Kleine boeren mochten hun producten vrijelijk op de markt brengen, maar dit alles kon de immense armoede die in het land heerste en de onvrede van de bevolking niet wegnemen. Naarmate het land moderniseerde en op weg was naar economische en technologische ontwikkeling, zou dat veranderen China, een van de grootste mogendheden van de jaren 2000, bleef de sociale ongelijkheid op hetzelfde niveau groeien alarmerend.
Het hoogtepunt van de ontevredenheid onder de bevolking in China vond plaats in 1989 tussen 15 april en 4 juni, toen duizenden studenten, boeren, intellectuelen en groepen arbeiders gingen de straat op om te protesteren tegen corruptie, werkloosheid en inflatie, die het land zelfs met de opening teisterde zuinig. De spanning tussen regeringsleiders was hoog, de crisis was geïnstalleerd, de leiders van de Communistische Partij probeerden tevergeefs te onderhandelen met de demonstranten.

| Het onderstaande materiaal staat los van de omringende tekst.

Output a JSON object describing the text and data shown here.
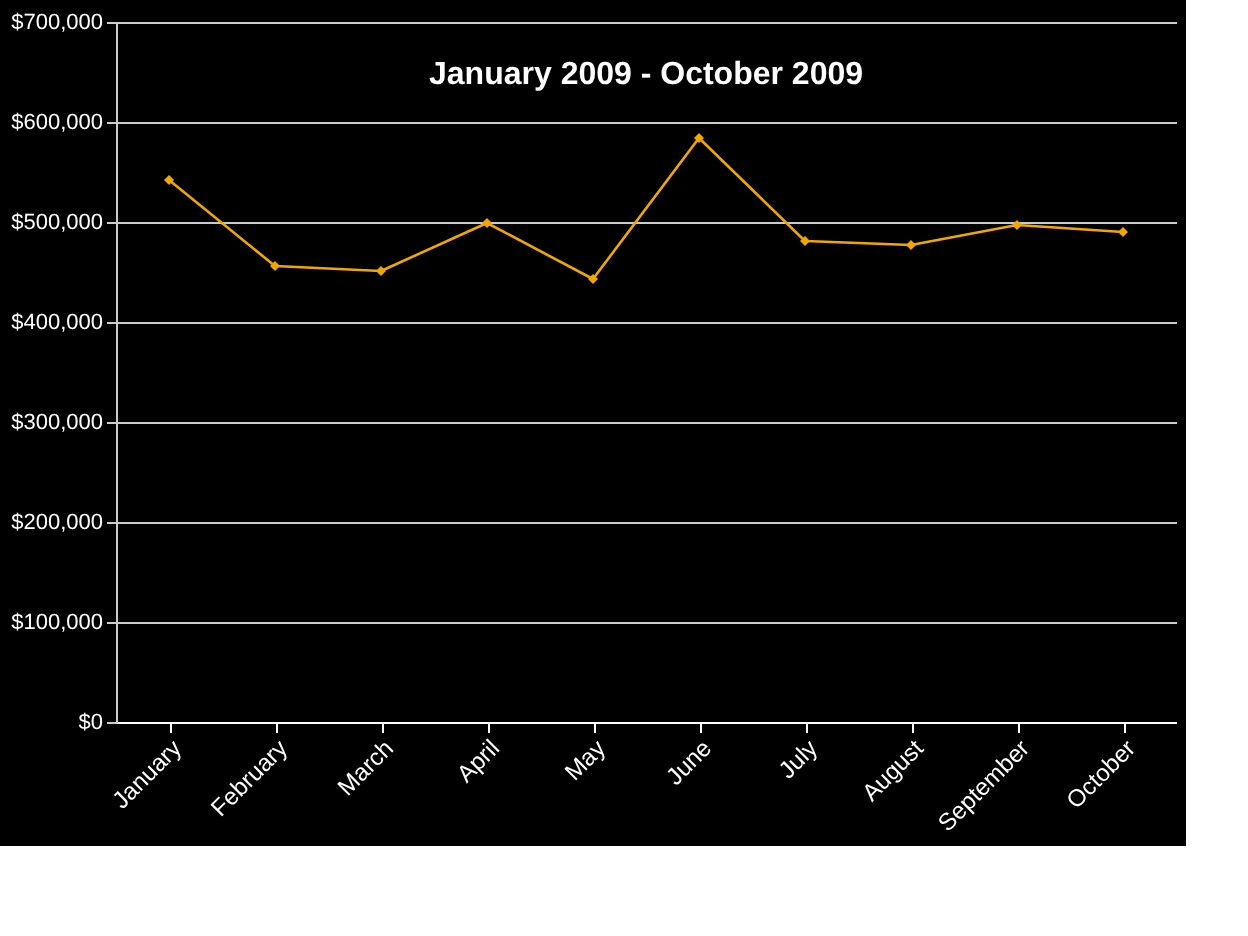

Ondanks de voortdurende dreiging van militair ingrijpen tegen de demonstrerende groepen was de spanning hoog op straat klimaat van angst sloten steeds meer mensen zich aan bij de beweging en velen geloofden niet in de mogelijkheid van een aanval door leger. De demonstraties kregen nationale en internationale repercussies, de beweging zou zich snel uitbreiden naar vijfendertig Chinese steden.

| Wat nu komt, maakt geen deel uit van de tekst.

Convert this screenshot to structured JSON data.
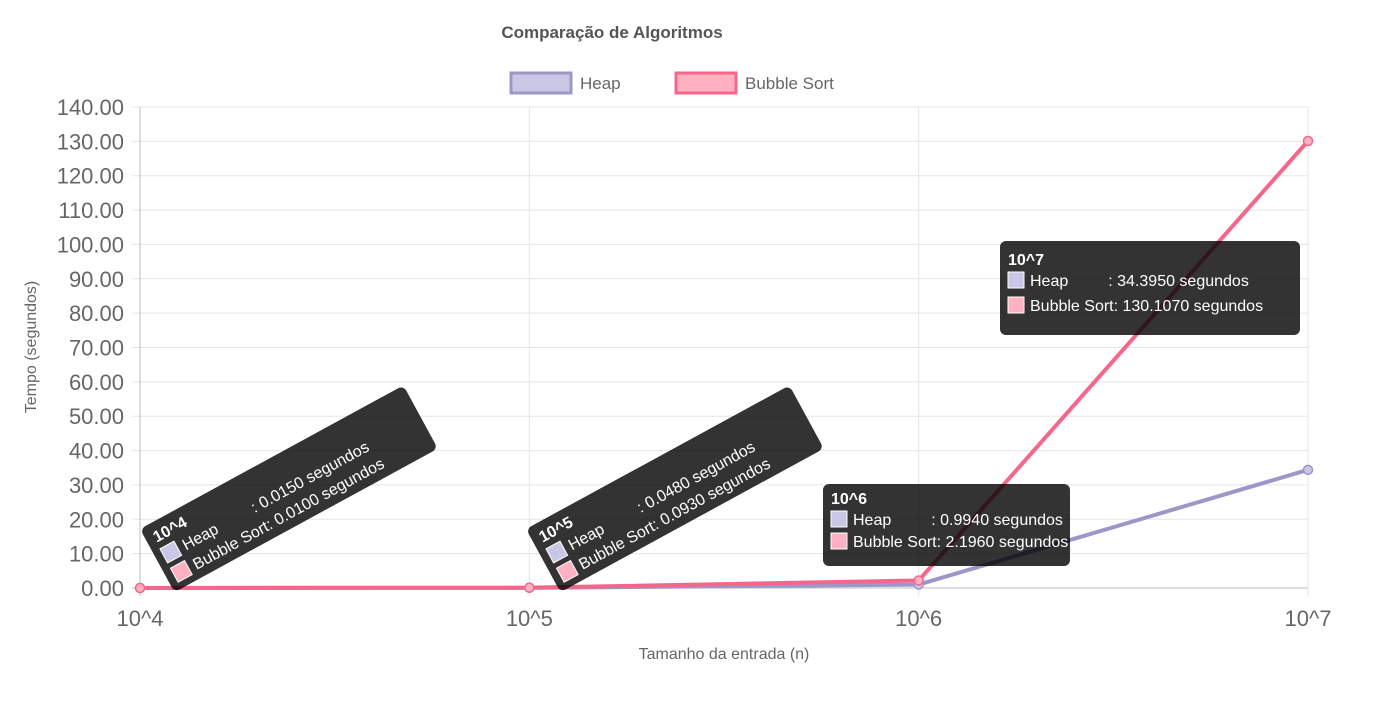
{
  "chart_data": {
    "type": "line",
    "title": "Comparação de Algoritmos",
    "xlabel": "Tamanho da entrada (n)",
    "ylabel": "Tempo (segundos)",
    "categories": [
      "10^4",
      "10^5",
      "10^6",
      "10^7"
    ],
    "ylim": [
      0,
      140
    ],
    "ystep": 10,
    "y_tick_decimals": 2,
    "grid": true,
    "legend_position": "top",
    "series": [
      {
        "name": "Heap",
        "values": [
          0.015,
          0.048,
          0.994,
          34.395
        ],
        "color": "#9b98c9",
        "fill": "#c9c7e6"
      },
      {
        "name": "Bubble Sort",
        "values": [
          0.01,
          0.093,
          2.196,
          130.107
        ],
        "color": "#f4678a",
        "fill": "#ffb1c2"
      }
    ],
    "tooltips": [
      {
        "title": "10^4",
        "lines": [
          "Heap         : 0.0150 segundos",
          "Bubble Sort: 0.0100 segundos"
        ]
      },
      {
        "title": "10^5",
        "lines": [
          "Heap         : 0.0480 segundos",
          "Bubble Sort: 0.0930 segundos"
        ]
      },
      {
        "title": "10^6",
        "lines": [
          "Heap         : 0.9940 segundos",
          "Bubble Sort: 2.1960 segundos"
        ]
      },
      {
        "title": "10^7",
        "lines": [
          "Heap         : 34.3950 segundos",
          "Bubble Sort: 130.1070 segundos"
        ]
      }
    ]
  }
}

Over dag 4 juni 1989 de duizenden studenten die deel uitmaakten van de beweging waren verzameld in de Tiananmen-plein in Peking (Tian An Men) waren de soldaten rond het plein voorbereid op een echte oorlog, met tanks en een enorm arsenaal aan wapens.
Er werd een menselijke ketting gevormd in een poging de soldaten ervan te weerhouden aan te vallen, maar het mocht niet baten. Het bevel aan het leger was om op de ongewapende studenten te schieten, sommigen vluchtten en anderen bleven heldhaftig reageren, het verzet duurde meer dan eenentwintig uur.

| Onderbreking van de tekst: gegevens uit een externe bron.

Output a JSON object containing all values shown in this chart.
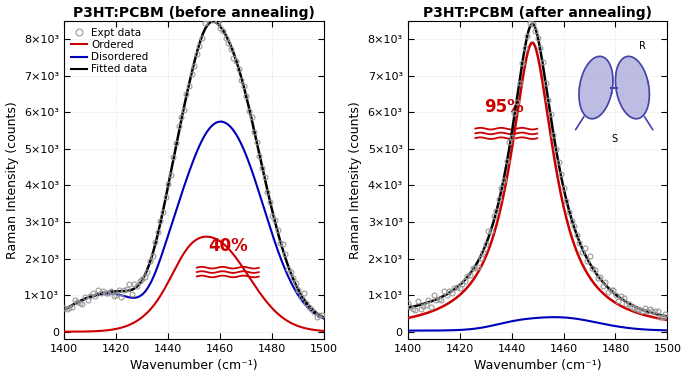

Volgens de cijfers van de regering kwamen slechts driehonderd mensen om het leven, maar volgens de internationale pers tweeduizend zeshonderd mensen. Veel lichamen werden daar op het plein verbrand, wat een juiste schatting van het werkelijke aantal doden ondermijnde.
Doktoren in de ziekenhuizen waar de lichamen en gewonden naartoe zijn gebracht spreken van tweeduizend doden en universiteitsstudenten hekelden de verdwijning van tweeduizend collega's. Na de beweging beval de regering de dood van alle leiders van de opstand. Ook vandaag nog de Hemels vredesbloedbad wordt gebruikt als voorbeeld om de brutaliteit te illustreren waarmee veel van de grootste leiders uit de geschiedenis hun heerschappij uitvoerden.